Gao Feng, a spokesperson for the Ministry of Commerce, said Thursday (link in Chinese) that after the past two weeks of negotiations, leading trade negotiators from both sides had agreed to phase out existing additional tariffs as the trade deal progresses.
During trading on Tuesday, the currency broke through the 7-yuan-to-the-dollar mark for the first time since Aug. 5.
“The major driver of the yuan’s exchange rate is the progress of the China-U.S. trade talks,” said Liu Jian, a finance researcher at Bank of Communications.
The yuan’s appreciation over the past few days resulted from growing investor confidence that the two countries are willing to reach a partial trade deal as downward pressure builds on the U.S. economy and as the U.S. presidential election approaches, Liu said.
China and the U.S. made “substantial” progress in the talks last month, U.S. President Donald Trump said at the time. His administration has agreed not to proceed with a planned tariff increase on $250 billion of Chinese goods, and China has promised to purchase enormous quantities of American agricultural products and to further open up its financial sector.
China’s commerce ministry has said that both sides are working on the text of the partial trade deal. Multiple U.S. media outlets reported Wednesday that the signing of the deal could be delayed until December as discussions continue about terms and venue.
On Aug. 5, the yuan weakened past 7 to the dollar, heading for a record monthly plunge as Trump threatened more tariff hikes and China vowed retaliation. That same day in the U.S., Washington branded China a currency manipulator and accused Beijing of creating an “unfair competitive advantage” by letting the yuan depreciate. The Chinese government denied the allegations.

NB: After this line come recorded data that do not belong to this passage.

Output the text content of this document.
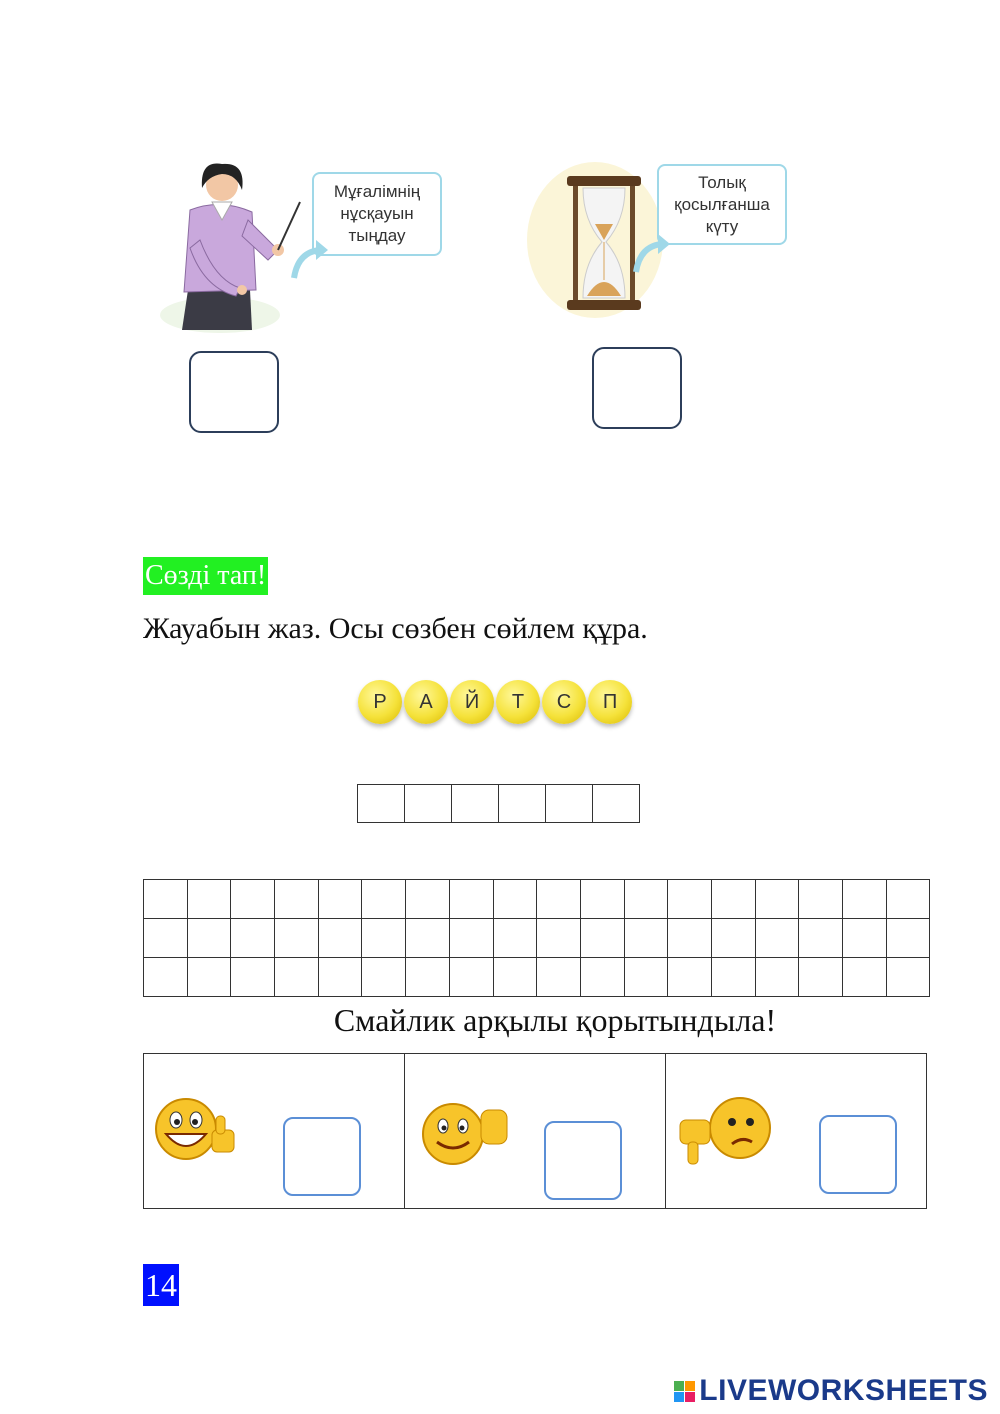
Мұғалімнің нұсқауын тыңдау
Толық қосылғанша күту
Сөзді тап!
Жауабын жаз. Осы сөзбен сөйлем құра.
Р	А	Й	Т	С	П

Смайлик арқылы қорытындыла!

14
LIVEWORKSHEETS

After a while, however, the yuan has gradually regained its strength against the American currency as each country offered the other a goodwill gestures and held another round of talks in Washington, where concessions were made.
Even with the yuan’s appreciation, some analysts have argued that it is too early to be optimistic. Zhou Hao, an economist of Commerzbank AG, noted that investors have frequently made incorrect predictions about the trade talks.